Salah satu kampus yang memutuskan tak berunjuk rasa adalah Universitas Trisakti. Presiden Mahasiswa Trisakti Dinno Ardiansyah mengatakan, hingga Ahad malam, 29 September lalu, mahasiswa kampusnya masih menyiapkan aksi damai dan festival rakyat, seperti pemutaran film tentang buruknya kinerja parlemen dan tindakan represif polisi terhadap mahasiswa. Aksi damai pada hari terakhir rapat paripurna DPR periode 2014-2019 itu bertujuan mencegah kerusuhan 24 September terulang. Kala itu, polisi menggunakan meriam air dan gas air mata untuk mengusir mahasiswa. Sehari berselang, unjuk rasa pelajar sekolah menengah atas dan sekolah menengah kejuruan pun berakhir ricuh.

Malam sebelum unjuk rasa 30 September, Dinno menerima pesan berantai berupa dokumen perkiraan kegiatan masyarakat. Berklasifikasi rahasia, di pojok kiri atas dokumen tersebut tertulis Direktorat Intel dan Keamanan Kepolisian Daerah Metro Jaya. Dalam barisan awal tertulis nama seorang mahasiswa Trisakti sebagai pemimpin pengunjuk rasa.

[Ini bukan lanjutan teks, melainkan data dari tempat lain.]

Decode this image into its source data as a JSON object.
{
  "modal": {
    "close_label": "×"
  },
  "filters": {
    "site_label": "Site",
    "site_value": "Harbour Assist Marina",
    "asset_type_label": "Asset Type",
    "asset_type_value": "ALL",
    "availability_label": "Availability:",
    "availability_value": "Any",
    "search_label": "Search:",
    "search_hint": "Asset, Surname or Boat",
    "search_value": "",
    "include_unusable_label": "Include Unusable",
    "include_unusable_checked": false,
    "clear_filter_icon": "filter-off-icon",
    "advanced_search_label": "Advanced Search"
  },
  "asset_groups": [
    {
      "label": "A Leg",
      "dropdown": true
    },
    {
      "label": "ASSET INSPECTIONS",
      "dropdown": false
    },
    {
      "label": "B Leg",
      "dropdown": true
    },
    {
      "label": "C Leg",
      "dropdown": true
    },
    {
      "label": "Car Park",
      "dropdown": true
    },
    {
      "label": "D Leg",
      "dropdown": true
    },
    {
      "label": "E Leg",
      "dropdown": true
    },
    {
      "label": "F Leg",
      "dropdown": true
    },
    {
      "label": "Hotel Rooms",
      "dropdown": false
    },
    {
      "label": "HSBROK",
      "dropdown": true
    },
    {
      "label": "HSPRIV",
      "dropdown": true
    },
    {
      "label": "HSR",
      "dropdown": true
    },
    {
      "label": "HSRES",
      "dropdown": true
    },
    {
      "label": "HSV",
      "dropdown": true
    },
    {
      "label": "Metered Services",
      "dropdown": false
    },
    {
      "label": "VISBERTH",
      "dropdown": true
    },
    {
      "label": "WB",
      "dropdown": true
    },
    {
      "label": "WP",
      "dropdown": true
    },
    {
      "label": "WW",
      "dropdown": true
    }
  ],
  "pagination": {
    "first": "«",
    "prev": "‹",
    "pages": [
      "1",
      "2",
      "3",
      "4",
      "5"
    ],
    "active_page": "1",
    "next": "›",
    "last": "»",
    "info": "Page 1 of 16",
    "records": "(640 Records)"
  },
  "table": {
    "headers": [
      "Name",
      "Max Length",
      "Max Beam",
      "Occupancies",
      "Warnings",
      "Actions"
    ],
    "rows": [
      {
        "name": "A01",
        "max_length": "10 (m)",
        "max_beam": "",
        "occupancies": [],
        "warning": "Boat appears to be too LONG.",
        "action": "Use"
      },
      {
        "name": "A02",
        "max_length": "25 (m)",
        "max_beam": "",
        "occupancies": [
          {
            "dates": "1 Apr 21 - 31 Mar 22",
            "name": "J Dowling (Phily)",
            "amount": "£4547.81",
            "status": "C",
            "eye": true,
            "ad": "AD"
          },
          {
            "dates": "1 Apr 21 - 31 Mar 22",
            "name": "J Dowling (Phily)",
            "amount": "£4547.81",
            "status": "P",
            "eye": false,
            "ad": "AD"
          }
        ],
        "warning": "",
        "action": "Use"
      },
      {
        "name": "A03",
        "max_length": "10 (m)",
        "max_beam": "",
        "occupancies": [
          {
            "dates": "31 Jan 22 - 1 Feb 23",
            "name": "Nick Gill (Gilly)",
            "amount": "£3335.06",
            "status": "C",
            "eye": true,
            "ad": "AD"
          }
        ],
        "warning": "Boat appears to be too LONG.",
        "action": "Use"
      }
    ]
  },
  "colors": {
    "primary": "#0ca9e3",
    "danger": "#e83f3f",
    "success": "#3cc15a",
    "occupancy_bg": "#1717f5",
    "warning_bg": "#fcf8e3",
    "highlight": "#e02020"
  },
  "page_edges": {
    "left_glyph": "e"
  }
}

Kaget oleh informasi itu, senat Trisakti menggelar rapat. “Kami tak mau dianggap sebagai kampus provokator. Akhirnya, kami memutuskan tak berunjuk rasa,” ujar Dinno.

Rektor Trisakti Ali Ghufron Mukti juga mengeluarkan surat edaran yang isinya mengimbau mahasiswa tak mengikuti unjuk rasa yang agendanya berbeda dengan tuntutan mahasiswa. Sejumlah rektor kampus lain di Jakarta mengeluarkan surat serupa. Rektor Universitas Indonesia Muhammad Anis dalam surat edarannya meminta mahasiswa mengedepankan dialog dan diskusi. Kepala Kantor Hubungan Masyarakat dan Keterbukaan Informasi Publik Universitas Indonesia Rifelly Dewi Astuti mengatakan edaran itu selaras dengan imbauan Menteri Riset, Teknologi, dan Pendidikan Tinggi Mohamad Nasir.

Sebelumnya, Mohamad Nasir mengaku diperintahkan Presiden Jokowi meredam unjuk rasa mahasiswa. Nasir bahkan mengancam memberikan sanksi bagi rektor yang menggerakkan mahasiswa. Senin, 30 September lalu, Nasir mengumpulkan rektor perguruan tinggi negeri dan meminta mereka menciptakan suasana kondusif menjelang pelantikan anggota parlemen dan presiden-wakil presiden.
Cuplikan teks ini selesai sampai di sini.